Os trabalhos com as fragatas foram feitos nos ninhais. O processo de captura é muito lento devido à delicadeza dos ninhos, que são construídos nas ramagens. É preciso cuidado para não destruí-los. A contenção das aves adultas também requer atenção especial em função de suas longas asas. Ninhegos foram capturados com as mãos e os adultos imobilizados com puçá antes do manuseio. Os atobás adultos também foram capturados com puçás. Como são muito fortes e sua bicada violenta, tratou-se sempre de conter primeiro a cabeça e, em seguida, as asas. Em capturas noturnas observou-se que a fêmea é extraordinariamente agressiva e precisa ser contida em primeiro lugar para que não ataque os próprios filhotes. Trata-se da espécie da qual foi possível uma maior captura de adultos nos ninhos.

Nas colônias de Laridae foi possível capturar apenas ninhegos. Caminhar nos seus locais de postura exige muita atenção devido à camuflagem de ovos e ninhegos. Os filhotes maiores, mais ativos e aqueles prestes a voar têm que ser cercados para não fugirem em direção à costeira e ao mar. Para a realização dos trabalhos procurou-se a menor permanência possível no local, visando não perturbar as colônias. Através da observação de algumas fotografias foi verificado que adultos de Sterna spp já trazem algumas vezes os peixes sem a cabeça para alimentar os ninhegos, fato que aparece em regurgitos.

Foi encontrada uma densidade de 1,6 ninhos/m2 na colônia de S. maxima da Laje da Conceição, no mês de outubro de 1998, onde há poucas áreas de campo graminoso. Na Laje de Santos a densidade encontrada foi de 5,7 ninhos/ m2 (Neves, 1999), na área mais alta que contém campo graminoso.

A ilha de Itaçuce, com sua área de 0,6 ha tem cerca de 400 ninhos de S. hirundinacea ocupando apenas a porção norte com 0,16 ha, correspondendo a 0,25 ninhos/m2. A Ilha da Prainha com meros 0.23 ha, apresenta ninhos de Sterna spp em cerca de 0,1 ha, pouco menos da metade da área, fornecendo uma média de 0,38 ninhos/m2. Itaçuce no sentido sul apresenta uma grande porção nua, semelhante a uma proa de navio, que a protege das ressacas, para cuja defesa também contribuem as diversas pedras do canal que a separa do continente, quebrando a energia das ondas. Trata-se de uma fortaleza estratégica para a S. hirundinacea, embora ameaçada pelas atividades de furto de ovos e perturbação das pescarias.

No esforço para caracterizar e estimar a população efetiva de aves insulares, cujo número atual obtido é de cerca de 24.000 indivíduos, foi possível descobrir novas colônias reprodutivas. No entanto, as estimativas populacionais para todas as espécies de aves insulares marinhas continuam bastante imprecisas. Em vários casos, após reavaliações, foi confirmado o tamanho populacional mínimo mais próximo da realidade, baseando-se na contagem de ninhos ativos no auge do período reprodutivo. Identificou-se os pares reprodutivos, mas o número máximo de indivíduos não foi estimado. Não foi possível quantificar indivíduos jovens, velhos e adultos despareados.

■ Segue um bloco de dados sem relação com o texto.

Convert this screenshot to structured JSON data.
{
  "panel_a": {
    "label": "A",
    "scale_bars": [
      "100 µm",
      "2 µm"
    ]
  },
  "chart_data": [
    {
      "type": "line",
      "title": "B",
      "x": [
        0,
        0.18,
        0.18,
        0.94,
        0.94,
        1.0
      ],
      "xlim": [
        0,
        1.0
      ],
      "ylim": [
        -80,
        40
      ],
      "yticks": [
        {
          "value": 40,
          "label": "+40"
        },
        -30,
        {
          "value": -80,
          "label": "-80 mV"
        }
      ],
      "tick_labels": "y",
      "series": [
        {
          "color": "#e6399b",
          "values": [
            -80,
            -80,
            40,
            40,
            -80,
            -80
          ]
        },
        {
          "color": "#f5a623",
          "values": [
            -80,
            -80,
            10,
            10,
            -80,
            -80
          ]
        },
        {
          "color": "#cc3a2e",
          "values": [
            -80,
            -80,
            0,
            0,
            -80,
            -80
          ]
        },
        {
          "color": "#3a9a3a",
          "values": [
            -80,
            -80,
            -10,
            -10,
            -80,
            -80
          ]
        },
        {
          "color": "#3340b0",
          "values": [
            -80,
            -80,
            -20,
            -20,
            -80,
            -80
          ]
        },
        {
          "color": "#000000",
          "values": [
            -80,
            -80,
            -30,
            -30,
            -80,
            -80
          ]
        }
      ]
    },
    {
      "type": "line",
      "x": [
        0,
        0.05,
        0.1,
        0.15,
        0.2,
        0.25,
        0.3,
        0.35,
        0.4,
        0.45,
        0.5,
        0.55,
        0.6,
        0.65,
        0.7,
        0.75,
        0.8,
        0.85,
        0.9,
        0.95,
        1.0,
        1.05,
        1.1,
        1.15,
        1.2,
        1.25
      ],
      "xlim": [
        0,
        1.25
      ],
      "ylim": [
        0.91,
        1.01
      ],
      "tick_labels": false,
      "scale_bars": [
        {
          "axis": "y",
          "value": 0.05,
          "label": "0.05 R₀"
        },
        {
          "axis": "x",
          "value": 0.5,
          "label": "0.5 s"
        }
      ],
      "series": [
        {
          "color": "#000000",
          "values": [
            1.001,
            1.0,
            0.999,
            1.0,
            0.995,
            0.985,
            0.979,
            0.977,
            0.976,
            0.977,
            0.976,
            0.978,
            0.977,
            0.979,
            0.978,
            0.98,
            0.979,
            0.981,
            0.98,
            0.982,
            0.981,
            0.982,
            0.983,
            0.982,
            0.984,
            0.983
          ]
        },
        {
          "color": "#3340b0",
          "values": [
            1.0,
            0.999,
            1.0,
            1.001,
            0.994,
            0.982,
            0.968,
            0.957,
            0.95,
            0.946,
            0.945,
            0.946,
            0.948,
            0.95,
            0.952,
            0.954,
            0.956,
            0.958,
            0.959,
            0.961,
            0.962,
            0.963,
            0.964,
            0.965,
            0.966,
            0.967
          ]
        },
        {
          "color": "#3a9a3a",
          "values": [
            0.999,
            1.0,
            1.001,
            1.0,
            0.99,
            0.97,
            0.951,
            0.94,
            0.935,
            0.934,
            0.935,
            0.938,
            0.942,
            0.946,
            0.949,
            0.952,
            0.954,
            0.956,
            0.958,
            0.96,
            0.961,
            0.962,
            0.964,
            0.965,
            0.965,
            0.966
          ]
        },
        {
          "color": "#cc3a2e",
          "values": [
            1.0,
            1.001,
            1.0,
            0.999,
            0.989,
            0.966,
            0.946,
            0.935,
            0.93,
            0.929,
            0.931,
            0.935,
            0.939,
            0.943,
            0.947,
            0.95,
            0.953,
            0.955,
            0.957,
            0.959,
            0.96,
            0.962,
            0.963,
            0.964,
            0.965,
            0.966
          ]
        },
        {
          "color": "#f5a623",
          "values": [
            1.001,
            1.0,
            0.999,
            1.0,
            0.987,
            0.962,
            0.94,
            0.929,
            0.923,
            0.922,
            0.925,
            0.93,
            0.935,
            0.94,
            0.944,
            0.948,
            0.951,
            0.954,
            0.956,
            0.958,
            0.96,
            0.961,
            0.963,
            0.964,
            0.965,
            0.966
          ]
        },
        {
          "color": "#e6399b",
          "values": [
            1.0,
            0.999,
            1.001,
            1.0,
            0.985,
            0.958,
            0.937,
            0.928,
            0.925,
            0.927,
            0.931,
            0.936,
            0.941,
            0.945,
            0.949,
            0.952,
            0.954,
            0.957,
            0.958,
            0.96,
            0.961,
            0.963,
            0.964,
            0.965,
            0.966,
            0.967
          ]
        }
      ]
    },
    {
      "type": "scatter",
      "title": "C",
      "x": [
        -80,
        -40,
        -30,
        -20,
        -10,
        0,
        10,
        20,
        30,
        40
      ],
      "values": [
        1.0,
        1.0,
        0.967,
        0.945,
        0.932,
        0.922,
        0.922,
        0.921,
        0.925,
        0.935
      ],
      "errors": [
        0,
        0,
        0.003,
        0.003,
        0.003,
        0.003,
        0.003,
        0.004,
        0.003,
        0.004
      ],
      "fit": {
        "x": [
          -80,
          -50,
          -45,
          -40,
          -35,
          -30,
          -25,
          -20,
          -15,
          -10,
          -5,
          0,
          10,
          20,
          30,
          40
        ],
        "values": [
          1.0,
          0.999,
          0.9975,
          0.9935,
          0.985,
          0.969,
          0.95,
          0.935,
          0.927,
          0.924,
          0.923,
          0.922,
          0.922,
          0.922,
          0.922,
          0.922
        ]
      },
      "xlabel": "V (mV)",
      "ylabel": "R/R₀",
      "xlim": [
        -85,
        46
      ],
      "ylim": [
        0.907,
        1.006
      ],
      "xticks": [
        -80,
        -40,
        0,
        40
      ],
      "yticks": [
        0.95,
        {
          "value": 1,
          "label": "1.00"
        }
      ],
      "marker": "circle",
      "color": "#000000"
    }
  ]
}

A contagem dos ninhos ativos permitiu estimar a população reprodutora, mas apenas em alguns casos foi possível monitorar o período de procriação durante algum tempo. Temos a estimativa de uma população potencialmente reprodutora e não da população total. O n obtido é o número mínimo da população. Não temos um indexador dos indivíduos aptos a reprodução na população, do potencial reprodutivo, nem a informação sobre eventuais posturas consecutivas nas colônias.

As aves encontradas mortas, em bom estado de conservação, foram guardadas em sacos plásticos próprios e encaminhadas ao Museu de Zoologia da USP.

Períodos reprodutivos

 

Das seis espécies de aves insulares que nidificam na costa paulista apenas as fragatas e atobás são encontradas com ninhos ativos durante todo o ano. O auge da nidificação para estas espécies ocorre de maio a outubro. Durante o verão, porém, em períodos de intensa canícula, a atividade reprodutiva diminui, sendo encontrados poucos ninhos e filhotes. Este fato parece estar estreitamente relacionado com a presença ou ausência de vegetação, bem como a sua abundância nas ilhas. Uma ilha nua, com poucas manchas de campo graminoso, como a Laje de Santos, exposta a calor intenso, até mesmo no mês de março quando as temperaturas começam a amenizar, representa para o atobá um retardo do período reprodutivo em relação à Ilha do Castilho, por exemplo, onde existe a sombra protetora de figueiras.

 

Figura 4. Período de reprodução das aves marinhas insulares de São Paulo.

 

Os gaivotões estão presentes nas ilhas e na costa durante todo o ano, mas são encontrados reproduzindo-se apenas no inverno, principalmente de agosto a outubro. Os estágios reprodutivos das colônias variam quando diferentes ilhas são comparadas, mesmo quando estas estão localizadas em latitudes próximas. A trinta-réis-real, que é encontrada ao longo do litoral durante todo o verão (fato observado também por Edison Barbieri no complexo estuarino-lagunar de Cananéia-Iguape, com. pes., 2002), se reproduz no inverno e início da primavera (julho-novembro). São encontrados ninhos com ovos de agosto a novembro. Foi registrado um jovem em 22 de dezembro de 2000 na Ilha Laje da Conceição, ainda sob cuidado parental.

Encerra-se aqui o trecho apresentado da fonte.